Über 30 Luzerner Kantonsräte, darunter alle Ratsmitglieder der Grünen, der SP und der Grünliberalen, verlangen eine ausserordentliche Session zu Finanzpolitik und Sparpaket. Diese soll im Spätherbst vor der Budgetdebatte stattfinden.

Eine Aufnahme des Kanonsratssaals von oben.

Bildlegende: Die Luzerner Kantonsrätinnen und Kantonsräte werden ausserordentlich für die Budgetdebatte zusammensitzen. Keystone

Die Sparmassnahmen, die im Projekt zur Überprüfung von Leistungen und Strukturen II aufgegleist werden, würden im kommenden Herbst die politische Diskussion im Kanton Luzern prägen, teilte Heidi Rebsamen (Grüne), die Erstunterzeichnerin des Antrags, am Dienstag mit.

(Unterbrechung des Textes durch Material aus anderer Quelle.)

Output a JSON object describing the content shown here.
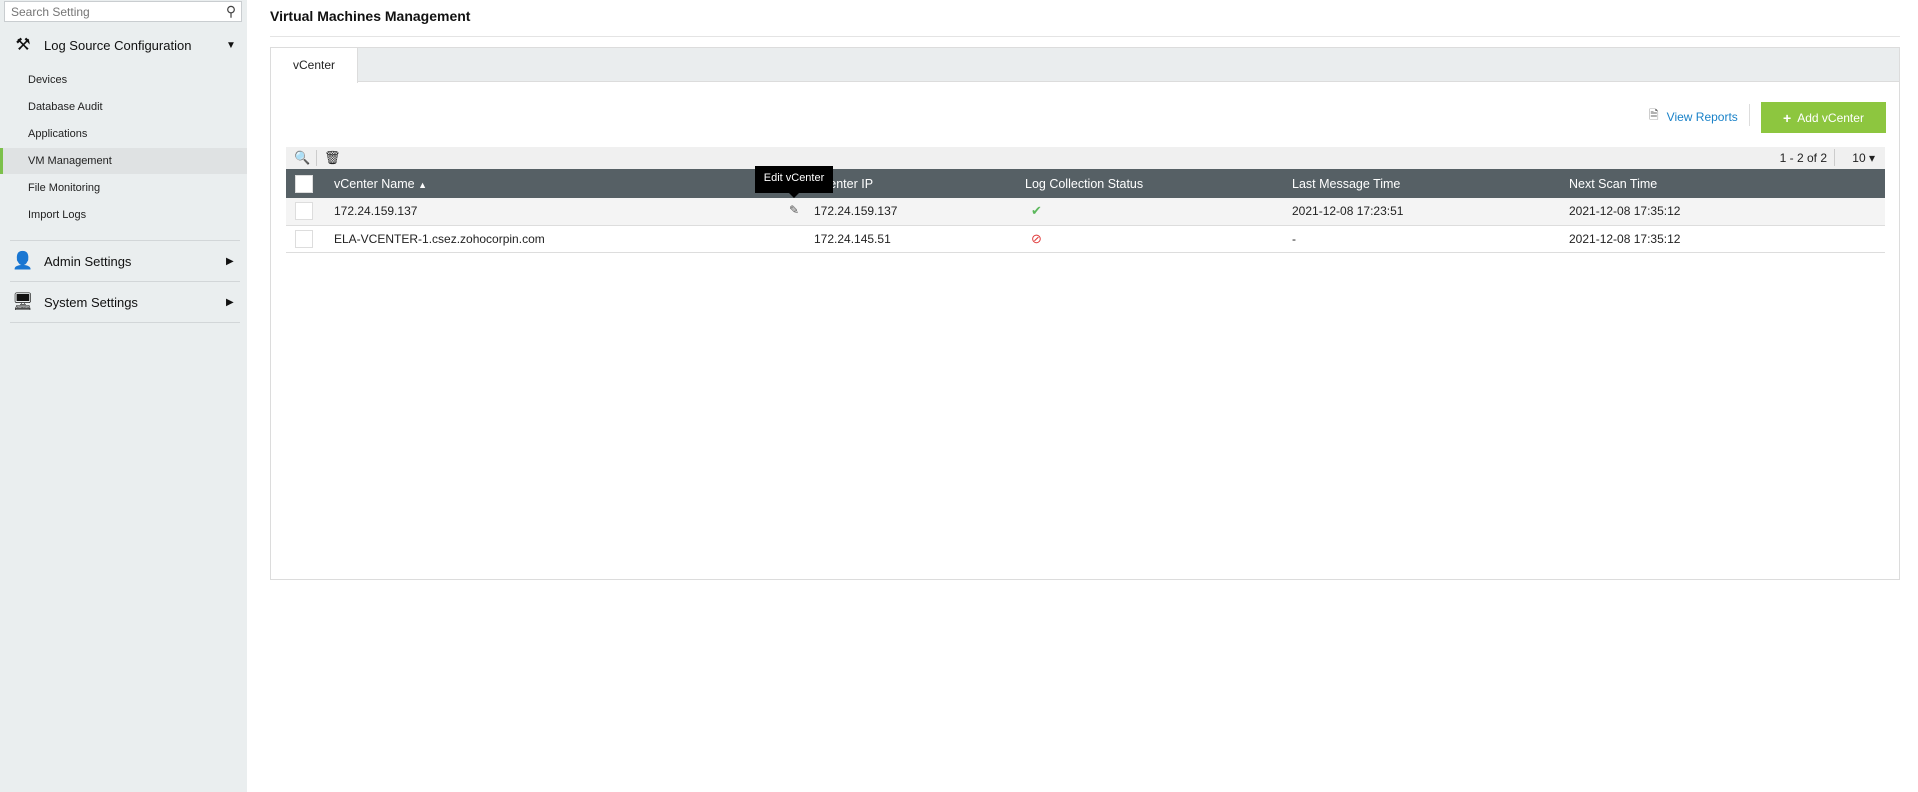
{
  "sidebar": {
    "search_placeholder": "Search Setting",
    "groups": [
      {
        "label": "Log Source Configuration",
        "icon": "tools-icon",
        "expanded": true
      },
      {
        "label": "Admin Settings",
        "icon": "admin-user-gear-icon"
      },
      {
        "label": "System Settings",
        "icon": "monitor-gear-icon"
      }
    ],
    "items": [
      {
        "label": "Devices"
      },
      {
        "label": "Database Audit"
      },
      {
        "label": "Applications"
      },
      {
        "label": "VM Management",
        "active": true
      },
      {
        "label": "File Monitoring"
      },
      {
        "label": "Import Logs"
      }
    ]
  },
  "page": {
    "title": "Virtual Machines Management",
    "tab": "vCenter",
    "view_reports": "View Reports",
    "add_vcenter": "Add vCenter",
    "accent": "#8dc63f"
  },
  "grid": {
    "pager": "1 - 2 of 2",
    "page_size": "10",
    "columns": [
      "vCenter Name",
      "vCenter IP",
      "Log Collection Status",
      "Last Message Time",
      "Next Scan Time"
    ],
    "tooltip": "Edit vCenter",
    "rows": [
      {
        "name": "172.24.159.137",
        "ip": "172.24.159.137",
        "status": "ok",
        "last": "2021-12-08 17:23:51",
        "next": "2021-12-08 17:35:12"
      },
      {
        "name": "ELA-VCENTER-1.csez.zohocorpin.com",
        "ip": "172.24.145.51",
        "status": "stopped",
        "last": "-",
        "next": "2021-12-08 17:35:12"
      }
    ]
  }
}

Eine ausführliche Debatte der Steuer- und Finanzpolitik sei jedoch im Rahmen der ordentlichen Budgetdebatte von Mitte Dezember nicht möglich, sind die Antragssteller der Ansicht. Deshalb fordern sie eine ausserordentliche Sitzung Anfang Dezember 2014.

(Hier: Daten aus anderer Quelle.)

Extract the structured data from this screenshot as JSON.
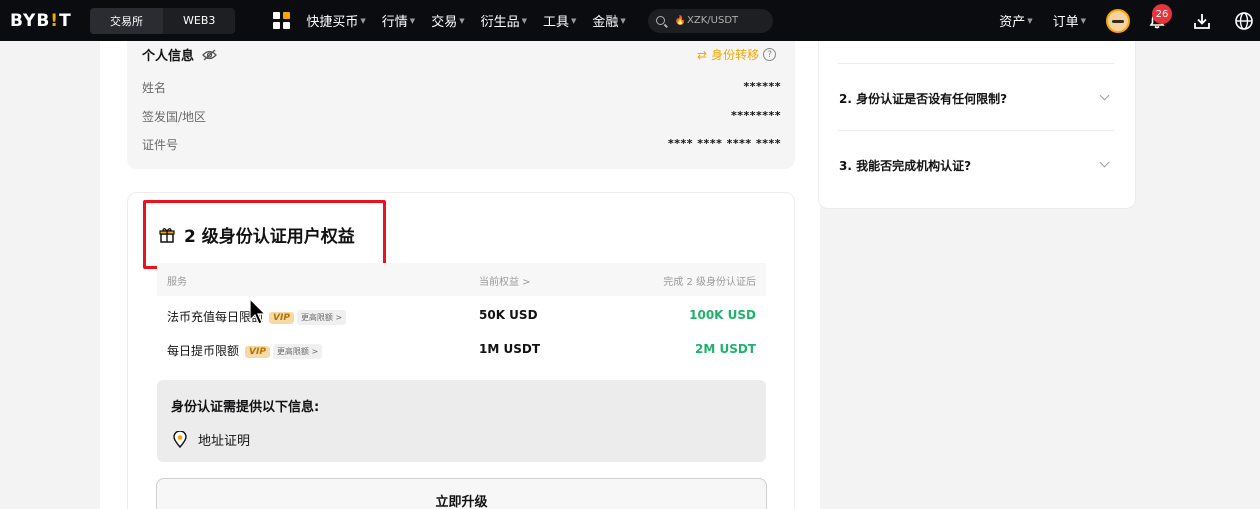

Der Massnahmenkatalog werde noch einmal gravierende Veränderungen und Einschnitte ins Leben der Luzerner Bürgerinnen und Bürger zur Folge haben, begründen die Unterzeichner. Es müsse über konkrete Umsetzungsschritte und Folgen in Ruhe diskutiert werden. Die Kantonsverfassung sieht vor, dass ein Viertel der Mitglieder des Kantonsrats eine ausserordentliche Sitzung einberufen können.